The number of babies born in Japan this year is below last year’s record low in what the the top government spokesman described as a “critical situation.”
Chief Cabinet Secretary Hirokazu Matsuno promised comprehensive measures to encourage more marriages and births.
The total of 599,636 Japanese born in January-September was 4.9% below last year’s figure, suggesting the number of births in all of 2022 might fall below last year's record low of 811,000 babies, he said.
Japan is the world’s third biggest economy but living costs are high and wage increases have been slow. The conservative government has lagged on making society more inclusive for children, women and minorities.
So far, the government's efforts to encourage people to have more babies have had limited impact despite payments of subsidies for pregnancy, childbirth and child care.
“The pace is even slower than last year ... I understand that it is a critical situation,” Matsuno said.
Many younger Japanese have balked at marrying or having families, discouraged by bleak job prospects, onerous commutes and corporate cultures incompatible with having both parents work.

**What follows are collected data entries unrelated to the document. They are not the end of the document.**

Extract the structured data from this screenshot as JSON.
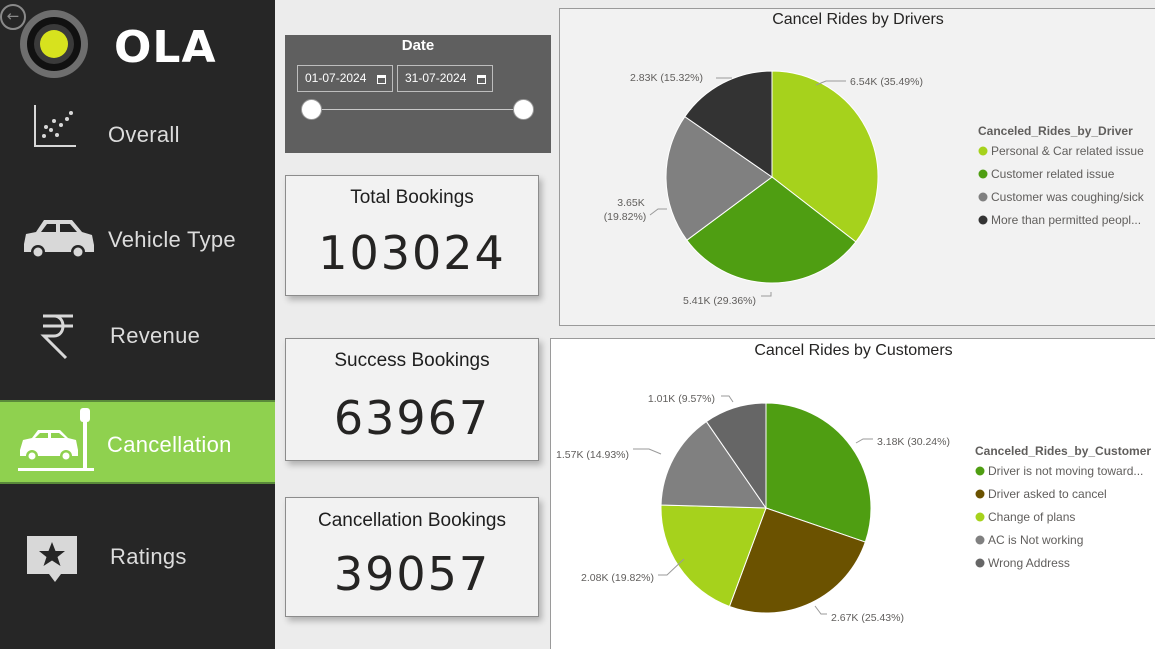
{
  "nav": {
    "logo_text": "OLA",
    "items": [
      {
        "label": "Overall"
      },
      {
        "label": "Vehicle Type"
      },
      {
        "label": "Revenue"
      },
      {
        "label": "Cancellation"
      },
      {
        "label": "Ratings"
      }
    ],
    "active": "Cancellation"
  },
  "date_filter": {
    "title": "Date",
    "start": "01-07-2024",
    "end": "31-07-2024"
  },
  "kpis": {
    "total": {
      "label": "Total Bookings",
      "value": "103024"
    },
    "success": {
      "label": "Success Bookings",
      "value": "63967"
    },
    "cancel": {
      "label": "Cancellation Bookings",
      "value": "39057"
    }
  },
  "colors": {
    "sidebar": "#262626",
    "active_nav": "#8fd14f",
    "date_panel": "#5f5f5f"
  },
  "chart_data": [
    {
      "type": "pie",
      "title": "Cancel Rides by Drivers",
      "legend_title": "Canceled_Rides_by_Driver",
      "legend_position": "right",
      "slices": [
        {
          "label": "Personal & Car related issue",
          "value": 6540,
          "data_label": "6.54K (35.49%)",
          "color": "#a6d21c"
        },
        {
          "label": "Customer related issue",
          "value": 5410,
          "data_label": "5.41K (29.36%)",
          "color": "#4f9e12"
        },
        {
          "label": "Customer was coughing/sick",
          "value": 3650,
          "data_label": "3.65K (19.82%)",
          "color": "#808080"
        },
        {
          "label": "More than permitted peopl...",
          "value": 2830,
          "data_label": "2.83K (15.32%)",
          "color": "#333333"
        }
      ]
    },
    {
      "type": "pie",
      "title": "Cancel Rides by Customers",
      "legend_title": "Canceled_Rides_by_Customer",
      "legend_position": "right",
      "slices": [
        {
          "label": "Driver is not moving toward...",
          "value": 3180,
          "data_label": "3.18K (30.24%)",
          "color": "#4f9e12"
        },
        {
          "label": "Driver asked to cancel",
          "value": 2670,
          "data_label": "2.67K (25.43%)",
          "color": "#6b5200"
        },
        {
          "label": "Change of plans",
          "value": 2080,
          "data_label": "2.08K (19.82%)",
          "color": "#a6d21c"
        },
        {
          "label": "AC is Not working",
          "value": 1570,
          "data_label": "1.57K (14.93%)",
          "color": "#808080"
        },
        {
          "label": "Wrong Address",
          "value": 1010,
          "data_label": "1.01K (9.57%)",
          "color": "#666666"
        }
      ]
    }
  ]
}
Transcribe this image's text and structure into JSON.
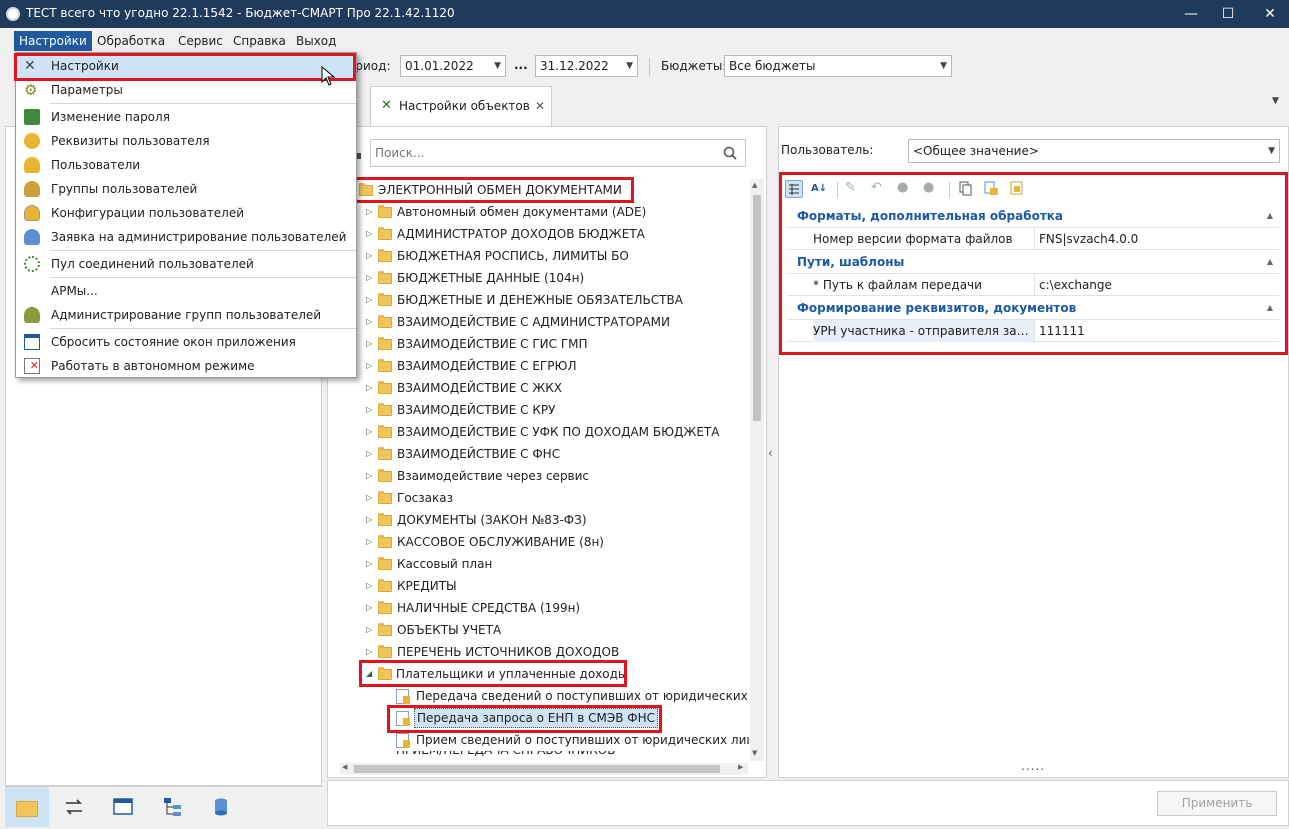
{
  "window": {
    "title": "ТЕСТ всего что угодно 22.1.1542 - Бюджет-СМАРТ Про 22.1.42.1120",
    "minimize": "—",
    "maximize": "☐",
    "close": "✕"
  },
  "menubar": {
    "items": [
      "Настройки",
      "Обработка",
      "Сервис",
      "Справка",
      "Выход"
    ]
  },
  "toolbar": {
    "period_label": "ериод:",
    "date_from": "01.01.2022",
    "date_sep": "...",
    "date_to": "31.12.2022",
    "budgets_label": "Бюджеты:",
    "budgets_value": "Все бюджеты"
  },
  "tabs": [
    {
      "label": "Настройки объектов",
      "close": "✕"
    }
  ],
  "tab_overflow": "▼",
  "dropdown_menu": {
    "items": [
      {
        "label": "Настройки",
        "icon": "tools-icon"
      },
      {
        "label": "Параметры",
        "icon": "gear-icon"
      },
      {
        "label": "Изменение пароля",
        "icon": "password-icon"
      },
      {
        "label": "Реквизиты пользователя",
        "icon": "user-info-icon"
      },
      {
        "label": "Пользователи",
        "icon": "user-icon"
      },
      {
        "label": "Группы пользователей",
        "icon": "user-group-icon"
      },
      {
        "label": "Конфигурации пользователей",
        "icon": "user-config-icon"
      },
      {
        "label": "Заявка на администрирование пользователей",
        "icon": "user-request-icon"
      },
      {
        "label": "Пул соединений пользователей",
        "icon": "connection-pool-icon"
      },
      {
        "label": "АРМы...",
        "icon": ""
      },
      {
        "label": "Администрирование групп пользователей",
        "icon": "group-admin-icon"
      },
      {
        "label": "Сбросить состояние окон приложения",
        "icon": "reset-windows-icon"
      },
      {
        "label": "Работать в автономном режиме",
        "icon": "offline-icon"
      }
    ]
  },
  "search": {
    "placeholder": "Поиск..."
  },
  "tree": {
    "root": "ЭЛЕКТРОННЫЙ ОБМЕН ДОКУМЕНТАМИ",
    "folders": [
      "Автономный обмен документами (ADE)",
      "АДМИНИСТРАТОР ДОХОДОВ БЮДЖЕТА",
      "БЮДЖЕТНАЯ РОСПИСЬ, ЛИМИТЫ БО",
      "БЮДЖЕТНЫЕ ДАННЫЕ (104н)",
      "БЮДЖЕТНЫЕ И ДЕНЕЖНЫЕ ОБЯЗАТЕЛЬСТВА",
      "ВЗАИМОДЕЙСТВИЕ С АДМИНИСТРАТОРАМИ",
      "ВЗАИМОДЕЙСТВИЕ С ГИС ГМП",
      "ВЗАИМОДЕЙСТВИЕ С ЕГРЮЛ",
      "ВЗАИМОДЕЙСТВИЕ С ЖКХ",
      "ВЗАИМОДЕЙСТВИЕ С КРУ",
      "ВЗАИМОДЕЙСТВИЕ С УФК ПО ДОХОДАМ БЮДЖЕТА",
      "ВЗАИМОДЕЙСТВИЕ С ФНС",
      "Взаимодействие через сервис",
      "Госзаказ",
      "ДОКУМЕНТЫ (ЗАКОН №83-ФЗ)",
      "КАССОВОЕ ОБСЛУЖИВАНИЕ (8н)",
      "Кассовый план",
      "КРЕДИТЫ",
      "НАЛИЧНЫЕ СРЕДСТВА (199н)",
      "ОБЪЕКТЫ УЧЕТА",
      "ПЕРЕЧЕНЬ ИСТОЧНИКОВ ДОХОДОВ"
    ],
    "expanded_folder": "Плательщики и уплаченные доходы",
    "children": [
      "Передача сведений о поступивших от юридических л",
      "Передача запроса о ЕНП в СМЭВ ФНС",
      "Прием сведений о поступивших от юридических лиц"
    ],
    "cutoff_row": "ПРИЕМ/ПЕРЕДАЧА СПРАВОЧНИКОВ"
  },
  "properties": {
    "user_label": "Пользователь:",
    "user_value": "<Общее значение>",
    "categories": [
      {
        "title": "Форматы, дополнительная обработка",
        "rows": [
          {
            "name": "Номер версии формата файлов",
            "value": "FNS|svzach4.0.0"
          }
        ]
      },
      {
        "title": "Пути, шаблоны",
        "rows": [
          {
            "name": "* Путь к файлам передачи",
            "value": "c:\\exchange"
          }
        ]
      },
      {
        "title": "Формирование реквизитов, документов",
        "rows": [
          {
            "name": "УРН участника - отправителя запр...",
            "value": "111111"
          }
        ]
      }
    ],
    "dots": "....."
  },
  "apply_button": "Применить",
  "colors": {
    "titlebar": "#1f3a5b",
    "accent": "#1f5a9e",
    "highlight": "#e0161c",
    "category": "#1a5aa6"
  }
}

The number of births has been falling since 1973, when it peaked at about 2.1 million. It's projected to fall to 740,000 in 2040.
Japan's population of more than 125 million has been declining for 14 years and is projected to fall to 86.7 million by 2060. A shrinking and aging population has huge implications for the economy and for national security as the country fortifies its military to counter China's increasingly assertive territorial ambitions.
A government-commissioned panel submitted a report to Prime Minister Fumio Kishida last week citing the low birth rate and falling population as factors that might erode Japan's national strength.